In an attempt to ebb future liabilities, the Philadelphia Board of Pensions is considering offering a cash buyout to certain retirees, and then transferring them into a less costly, less lucrative retirement plan.
The name of the new plan is Plan 87, and more than 30,000 retirees will be eligible.
From the Philadelphia Inquirer:
Officials have said that the city’s oldest pension program, known as Plan 67, is too costly and one of the reasons the program is in such dire shape.
If everyone in Plan 67 were to convert to the city’s less costly plan, Plan 87, the city could reduce its unfunded liability by $1 billion, according to an actuary report presented to the Pensions Board on Thursday.
Controller Alan Butkovitz is suggesting that a onetime cash incentive be offered to any Plan 67 member who switches to Plan 87.
“In order to move forward with this proposal, I am requesting that the Pension Board conduct a survey of active and inactive members of the Plan 67 to gauge interest of how many would opt for the [Employee Pension Income Conversion] Plan,” Butkovitz said in a letter Wednesday to Fran Bielli, the Pensions Board’s executive director.

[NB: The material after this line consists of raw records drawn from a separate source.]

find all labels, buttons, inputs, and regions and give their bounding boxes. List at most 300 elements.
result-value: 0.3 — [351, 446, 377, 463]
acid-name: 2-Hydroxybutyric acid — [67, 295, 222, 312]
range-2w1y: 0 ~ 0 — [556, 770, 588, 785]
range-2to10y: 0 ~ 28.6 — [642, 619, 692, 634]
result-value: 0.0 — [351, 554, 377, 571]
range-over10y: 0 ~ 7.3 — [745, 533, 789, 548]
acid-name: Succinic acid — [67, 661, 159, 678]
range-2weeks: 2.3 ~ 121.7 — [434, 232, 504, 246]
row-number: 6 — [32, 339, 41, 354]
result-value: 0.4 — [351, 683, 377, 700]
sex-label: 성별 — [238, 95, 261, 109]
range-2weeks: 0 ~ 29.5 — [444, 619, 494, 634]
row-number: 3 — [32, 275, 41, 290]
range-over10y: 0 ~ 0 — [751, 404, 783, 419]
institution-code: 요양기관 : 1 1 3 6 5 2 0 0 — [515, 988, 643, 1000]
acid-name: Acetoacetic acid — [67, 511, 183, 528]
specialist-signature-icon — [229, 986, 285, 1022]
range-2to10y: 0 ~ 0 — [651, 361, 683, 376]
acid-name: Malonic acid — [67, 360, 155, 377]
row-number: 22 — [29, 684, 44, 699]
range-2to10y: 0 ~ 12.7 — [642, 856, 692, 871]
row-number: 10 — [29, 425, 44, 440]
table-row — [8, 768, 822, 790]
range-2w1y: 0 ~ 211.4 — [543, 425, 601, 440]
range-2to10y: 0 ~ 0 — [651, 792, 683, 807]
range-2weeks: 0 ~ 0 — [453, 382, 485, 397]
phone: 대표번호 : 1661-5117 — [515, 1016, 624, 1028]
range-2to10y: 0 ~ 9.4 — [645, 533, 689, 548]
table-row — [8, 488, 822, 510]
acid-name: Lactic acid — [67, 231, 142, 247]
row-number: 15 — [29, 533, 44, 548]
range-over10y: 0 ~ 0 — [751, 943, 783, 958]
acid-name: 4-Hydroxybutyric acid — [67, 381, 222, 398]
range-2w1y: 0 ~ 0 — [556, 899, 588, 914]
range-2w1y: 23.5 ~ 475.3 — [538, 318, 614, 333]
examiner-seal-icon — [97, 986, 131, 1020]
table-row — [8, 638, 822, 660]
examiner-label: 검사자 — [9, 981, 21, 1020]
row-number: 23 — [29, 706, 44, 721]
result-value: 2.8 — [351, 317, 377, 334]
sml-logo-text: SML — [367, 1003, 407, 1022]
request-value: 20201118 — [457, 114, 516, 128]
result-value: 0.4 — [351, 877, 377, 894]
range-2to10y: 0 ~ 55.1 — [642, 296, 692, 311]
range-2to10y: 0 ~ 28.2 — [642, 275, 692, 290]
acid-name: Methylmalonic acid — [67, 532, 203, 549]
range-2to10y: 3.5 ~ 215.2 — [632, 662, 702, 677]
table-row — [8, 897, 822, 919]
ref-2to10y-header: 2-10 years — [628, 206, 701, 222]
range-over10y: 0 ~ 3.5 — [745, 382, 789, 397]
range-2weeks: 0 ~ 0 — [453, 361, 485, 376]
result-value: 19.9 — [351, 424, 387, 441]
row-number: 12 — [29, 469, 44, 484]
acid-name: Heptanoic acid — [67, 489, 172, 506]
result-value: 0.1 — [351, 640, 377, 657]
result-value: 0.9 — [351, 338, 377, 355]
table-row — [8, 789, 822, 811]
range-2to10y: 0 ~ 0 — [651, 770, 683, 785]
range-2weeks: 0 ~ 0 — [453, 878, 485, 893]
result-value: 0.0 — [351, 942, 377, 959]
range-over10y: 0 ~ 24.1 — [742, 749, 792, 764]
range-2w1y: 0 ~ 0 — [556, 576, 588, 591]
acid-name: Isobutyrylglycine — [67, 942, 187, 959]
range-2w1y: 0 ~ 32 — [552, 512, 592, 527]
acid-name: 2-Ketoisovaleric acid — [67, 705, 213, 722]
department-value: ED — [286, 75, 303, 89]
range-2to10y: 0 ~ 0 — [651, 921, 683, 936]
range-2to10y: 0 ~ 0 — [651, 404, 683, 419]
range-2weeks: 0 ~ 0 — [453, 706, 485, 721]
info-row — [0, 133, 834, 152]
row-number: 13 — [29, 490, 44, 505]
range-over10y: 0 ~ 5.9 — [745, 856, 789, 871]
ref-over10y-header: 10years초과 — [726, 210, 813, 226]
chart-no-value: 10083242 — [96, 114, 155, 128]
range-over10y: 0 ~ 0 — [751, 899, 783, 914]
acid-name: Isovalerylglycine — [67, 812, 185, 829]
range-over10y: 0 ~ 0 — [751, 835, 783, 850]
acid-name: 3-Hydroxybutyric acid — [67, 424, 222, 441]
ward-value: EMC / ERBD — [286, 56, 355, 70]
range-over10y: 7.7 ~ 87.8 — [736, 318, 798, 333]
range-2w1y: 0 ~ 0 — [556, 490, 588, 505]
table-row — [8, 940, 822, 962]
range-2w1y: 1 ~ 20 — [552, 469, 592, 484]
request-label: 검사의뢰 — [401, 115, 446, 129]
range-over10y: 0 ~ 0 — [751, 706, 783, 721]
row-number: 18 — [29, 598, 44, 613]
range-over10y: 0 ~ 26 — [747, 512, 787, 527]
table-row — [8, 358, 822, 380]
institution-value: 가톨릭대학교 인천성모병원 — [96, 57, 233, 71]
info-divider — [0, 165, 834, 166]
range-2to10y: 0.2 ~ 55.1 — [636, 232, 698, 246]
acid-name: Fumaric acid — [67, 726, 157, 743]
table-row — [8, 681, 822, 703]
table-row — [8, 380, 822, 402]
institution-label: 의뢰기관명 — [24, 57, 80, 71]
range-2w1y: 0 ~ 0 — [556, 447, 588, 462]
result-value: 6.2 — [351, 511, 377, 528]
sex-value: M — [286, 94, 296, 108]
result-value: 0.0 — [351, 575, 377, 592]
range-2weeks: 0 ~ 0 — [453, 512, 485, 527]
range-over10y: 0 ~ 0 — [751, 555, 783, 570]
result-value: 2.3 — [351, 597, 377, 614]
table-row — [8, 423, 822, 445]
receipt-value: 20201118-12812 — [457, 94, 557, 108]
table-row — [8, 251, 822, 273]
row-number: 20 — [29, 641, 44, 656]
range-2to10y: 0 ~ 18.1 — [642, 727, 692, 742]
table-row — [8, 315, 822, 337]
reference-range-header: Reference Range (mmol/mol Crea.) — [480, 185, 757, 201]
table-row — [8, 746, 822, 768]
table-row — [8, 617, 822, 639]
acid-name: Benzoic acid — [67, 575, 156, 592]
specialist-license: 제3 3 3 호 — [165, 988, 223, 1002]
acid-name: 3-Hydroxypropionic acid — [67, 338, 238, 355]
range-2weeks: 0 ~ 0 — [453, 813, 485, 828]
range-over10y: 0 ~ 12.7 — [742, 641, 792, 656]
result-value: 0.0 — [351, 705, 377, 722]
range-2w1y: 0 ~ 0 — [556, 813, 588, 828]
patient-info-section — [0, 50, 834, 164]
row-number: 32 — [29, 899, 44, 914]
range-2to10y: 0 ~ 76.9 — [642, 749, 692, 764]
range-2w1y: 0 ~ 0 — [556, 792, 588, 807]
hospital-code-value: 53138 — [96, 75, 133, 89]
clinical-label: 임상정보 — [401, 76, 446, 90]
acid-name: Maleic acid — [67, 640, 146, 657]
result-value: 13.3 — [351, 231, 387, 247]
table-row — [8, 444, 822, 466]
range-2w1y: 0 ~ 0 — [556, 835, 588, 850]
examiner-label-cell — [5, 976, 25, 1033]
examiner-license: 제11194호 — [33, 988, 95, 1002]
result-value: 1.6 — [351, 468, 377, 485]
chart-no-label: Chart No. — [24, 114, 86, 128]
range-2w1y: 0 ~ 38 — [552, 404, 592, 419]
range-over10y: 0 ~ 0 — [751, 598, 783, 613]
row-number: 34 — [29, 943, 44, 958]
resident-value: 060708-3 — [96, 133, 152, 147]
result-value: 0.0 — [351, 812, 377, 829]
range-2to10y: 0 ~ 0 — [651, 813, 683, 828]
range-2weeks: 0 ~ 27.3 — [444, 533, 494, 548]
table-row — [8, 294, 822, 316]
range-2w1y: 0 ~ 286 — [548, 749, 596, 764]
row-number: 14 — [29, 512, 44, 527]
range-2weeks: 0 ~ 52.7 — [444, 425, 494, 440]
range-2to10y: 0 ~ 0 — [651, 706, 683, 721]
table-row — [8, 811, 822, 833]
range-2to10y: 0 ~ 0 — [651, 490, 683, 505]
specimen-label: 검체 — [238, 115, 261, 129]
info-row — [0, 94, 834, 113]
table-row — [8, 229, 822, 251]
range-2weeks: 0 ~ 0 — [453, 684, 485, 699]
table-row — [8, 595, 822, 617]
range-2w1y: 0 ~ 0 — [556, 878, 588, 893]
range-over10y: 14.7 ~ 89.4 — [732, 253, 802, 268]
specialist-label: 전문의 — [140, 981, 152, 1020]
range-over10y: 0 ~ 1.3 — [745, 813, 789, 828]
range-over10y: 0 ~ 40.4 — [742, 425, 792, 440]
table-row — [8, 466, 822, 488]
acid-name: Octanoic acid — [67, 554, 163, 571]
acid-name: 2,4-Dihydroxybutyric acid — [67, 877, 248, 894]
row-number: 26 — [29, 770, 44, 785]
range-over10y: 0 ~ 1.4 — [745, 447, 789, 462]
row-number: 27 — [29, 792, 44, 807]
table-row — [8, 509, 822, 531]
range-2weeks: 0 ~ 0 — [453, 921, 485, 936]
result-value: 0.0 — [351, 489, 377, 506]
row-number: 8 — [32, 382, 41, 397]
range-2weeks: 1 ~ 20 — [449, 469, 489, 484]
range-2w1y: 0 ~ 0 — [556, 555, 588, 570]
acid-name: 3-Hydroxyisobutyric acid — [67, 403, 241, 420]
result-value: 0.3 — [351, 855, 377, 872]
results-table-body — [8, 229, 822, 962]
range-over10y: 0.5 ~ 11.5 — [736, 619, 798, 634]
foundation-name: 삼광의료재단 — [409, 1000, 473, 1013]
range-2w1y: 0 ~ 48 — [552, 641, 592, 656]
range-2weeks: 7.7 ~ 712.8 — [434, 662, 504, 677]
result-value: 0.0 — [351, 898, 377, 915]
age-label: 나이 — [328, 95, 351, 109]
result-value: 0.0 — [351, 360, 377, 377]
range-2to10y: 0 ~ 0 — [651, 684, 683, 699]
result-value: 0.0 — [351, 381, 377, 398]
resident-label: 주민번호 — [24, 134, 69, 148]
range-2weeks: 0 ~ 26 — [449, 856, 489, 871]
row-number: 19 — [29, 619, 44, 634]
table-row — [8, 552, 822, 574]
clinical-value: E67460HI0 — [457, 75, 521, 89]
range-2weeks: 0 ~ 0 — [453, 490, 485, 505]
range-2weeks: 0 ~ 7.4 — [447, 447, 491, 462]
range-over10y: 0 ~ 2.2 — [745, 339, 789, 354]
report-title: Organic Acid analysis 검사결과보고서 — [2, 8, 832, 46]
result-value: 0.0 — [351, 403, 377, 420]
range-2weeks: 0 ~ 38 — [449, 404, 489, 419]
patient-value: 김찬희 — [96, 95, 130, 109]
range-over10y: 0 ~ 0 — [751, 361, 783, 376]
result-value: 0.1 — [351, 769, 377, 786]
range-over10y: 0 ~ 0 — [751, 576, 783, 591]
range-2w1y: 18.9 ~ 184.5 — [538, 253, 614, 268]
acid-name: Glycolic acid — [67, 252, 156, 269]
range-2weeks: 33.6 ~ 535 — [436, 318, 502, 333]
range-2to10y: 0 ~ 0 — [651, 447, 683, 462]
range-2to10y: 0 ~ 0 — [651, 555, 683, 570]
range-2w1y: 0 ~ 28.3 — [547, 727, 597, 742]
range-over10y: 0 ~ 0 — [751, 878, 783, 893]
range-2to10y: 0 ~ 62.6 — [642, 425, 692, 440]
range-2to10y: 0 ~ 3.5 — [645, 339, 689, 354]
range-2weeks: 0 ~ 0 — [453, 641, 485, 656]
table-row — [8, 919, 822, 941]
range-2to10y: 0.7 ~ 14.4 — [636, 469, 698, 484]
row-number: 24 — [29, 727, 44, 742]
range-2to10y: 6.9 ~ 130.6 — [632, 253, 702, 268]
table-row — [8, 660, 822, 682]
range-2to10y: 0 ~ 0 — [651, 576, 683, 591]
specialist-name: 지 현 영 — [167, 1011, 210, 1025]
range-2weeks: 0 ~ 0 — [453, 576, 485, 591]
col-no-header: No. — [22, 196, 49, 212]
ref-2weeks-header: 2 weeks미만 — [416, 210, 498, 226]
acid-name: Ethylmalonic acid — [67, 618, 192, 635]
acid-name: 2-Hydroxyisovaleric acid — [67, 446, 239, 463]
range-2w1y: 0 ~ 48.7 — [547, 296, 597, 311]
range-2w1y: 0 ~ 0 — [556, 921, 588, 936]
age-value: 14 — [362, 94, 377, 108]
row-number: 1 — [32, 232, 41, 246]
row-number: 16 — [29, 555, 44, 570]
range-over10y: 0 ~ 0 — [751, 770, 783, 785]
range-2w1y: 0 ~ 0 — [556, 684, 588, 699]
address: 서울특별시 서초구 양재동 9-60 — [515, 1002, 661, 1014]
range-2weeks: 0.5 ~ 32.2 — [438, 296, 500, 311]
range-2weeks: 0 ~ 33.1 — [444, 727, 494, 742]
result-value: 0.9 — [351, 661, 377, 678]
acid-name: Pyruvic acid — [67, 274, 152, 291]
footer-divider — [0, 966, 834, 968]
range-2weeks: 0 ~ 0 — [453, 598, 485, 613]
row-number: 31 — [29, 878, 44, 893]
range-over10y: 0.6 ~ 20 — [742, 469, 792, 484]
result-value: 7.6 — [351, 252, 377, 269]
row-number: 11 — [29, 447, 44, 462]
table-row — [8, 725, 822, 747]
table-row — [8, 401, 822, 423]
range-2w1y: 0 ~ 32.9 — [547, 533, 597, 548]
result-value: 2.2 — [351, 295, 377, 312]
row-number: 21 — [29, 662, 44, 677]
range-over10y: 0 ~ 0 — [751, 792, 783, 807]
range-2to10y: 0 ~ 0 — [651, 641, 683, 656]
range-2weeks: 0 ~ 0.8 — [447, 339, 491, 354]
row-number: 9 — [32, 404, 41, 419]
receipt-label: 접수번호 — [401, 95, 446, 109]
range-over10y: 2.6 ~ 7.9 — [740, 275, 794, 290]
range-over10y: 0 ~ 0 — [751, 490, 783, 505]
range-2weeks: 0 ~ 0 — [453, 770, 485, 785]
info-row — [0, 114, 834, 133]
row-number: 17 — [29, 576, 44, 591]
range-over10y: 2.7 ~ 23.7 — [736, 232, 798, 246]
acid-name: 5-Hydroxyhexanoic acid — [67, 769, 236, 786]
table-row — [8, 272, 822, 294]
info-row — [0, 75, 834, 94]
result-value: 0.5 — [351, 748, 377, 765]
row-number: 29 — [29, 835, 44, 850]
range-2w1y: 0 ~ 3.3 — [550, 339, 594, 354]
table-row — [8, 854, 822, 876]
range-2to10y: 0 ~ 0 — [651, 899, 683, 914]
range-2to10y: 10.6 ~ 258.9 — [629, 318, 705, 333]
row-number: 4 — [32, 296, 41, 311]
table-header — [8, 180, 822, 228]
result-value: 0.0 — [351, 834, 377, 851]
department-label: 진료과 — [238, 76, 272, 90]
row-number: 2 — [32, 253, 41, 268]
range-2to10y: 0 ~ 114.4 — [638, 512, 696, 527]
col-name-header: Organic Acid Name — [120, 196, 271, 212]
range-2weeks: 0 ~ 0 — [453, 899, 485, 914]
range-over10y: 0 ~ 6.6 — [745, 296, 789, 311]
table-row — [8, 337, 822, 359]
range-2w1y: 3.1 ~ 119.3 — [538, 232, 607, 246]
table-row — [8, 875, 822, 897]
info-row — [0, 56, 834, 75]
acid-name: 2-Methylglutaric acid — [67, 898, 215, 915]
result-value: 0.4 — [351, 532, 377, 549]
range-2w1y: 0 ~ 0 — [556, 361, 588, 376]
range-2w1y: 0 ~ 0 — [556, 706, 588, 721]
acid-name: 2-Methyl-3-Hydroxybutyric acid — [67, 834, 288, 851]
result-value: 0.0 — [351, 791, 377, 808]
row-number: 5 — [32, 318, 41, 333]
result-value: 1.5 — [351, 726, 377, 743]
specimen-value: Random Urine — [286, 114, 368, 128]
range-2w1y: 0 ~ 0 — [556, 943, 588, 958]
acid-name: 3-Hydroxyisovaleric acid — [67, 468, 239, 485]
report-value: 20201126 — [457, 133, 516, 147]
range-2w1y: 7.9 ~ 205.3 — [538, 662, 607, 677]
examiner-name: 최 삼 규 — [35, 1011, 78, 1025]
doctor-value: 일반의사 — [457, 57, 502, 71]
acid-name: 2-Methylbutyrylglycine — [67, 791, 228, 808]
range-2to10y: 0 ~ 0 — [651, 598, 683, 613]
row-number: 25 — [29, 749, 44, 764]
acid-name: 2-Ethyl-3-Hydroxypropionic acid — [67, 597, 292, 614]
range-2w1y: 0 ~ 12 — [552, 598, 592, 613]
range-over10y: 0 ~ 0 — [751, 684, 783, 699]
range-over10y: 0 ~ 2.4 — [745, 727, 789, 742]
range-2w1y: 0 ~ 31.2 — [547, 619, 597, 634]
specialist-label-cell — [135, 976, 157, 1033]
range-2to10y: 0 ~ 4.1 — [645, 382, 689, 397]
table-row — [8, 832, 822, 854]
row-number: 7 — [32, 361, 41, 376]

The actuary’s report gives numbers for various scenarios depending on percentage of participants and payout percentages ranging from 25 percent to 70 percent. Butkovitz’s office focused on giving retirees an up-front cash payment of 50 percent of the difference between what a retiree would get in Plan 67 and Plan 87.
For example, a city accountant with a final salary of $50,000 and 20 years of service could receive a $20,007 cash payment in exchange for reducing his or her lifetime pension from an annual $25,000 to $21,000.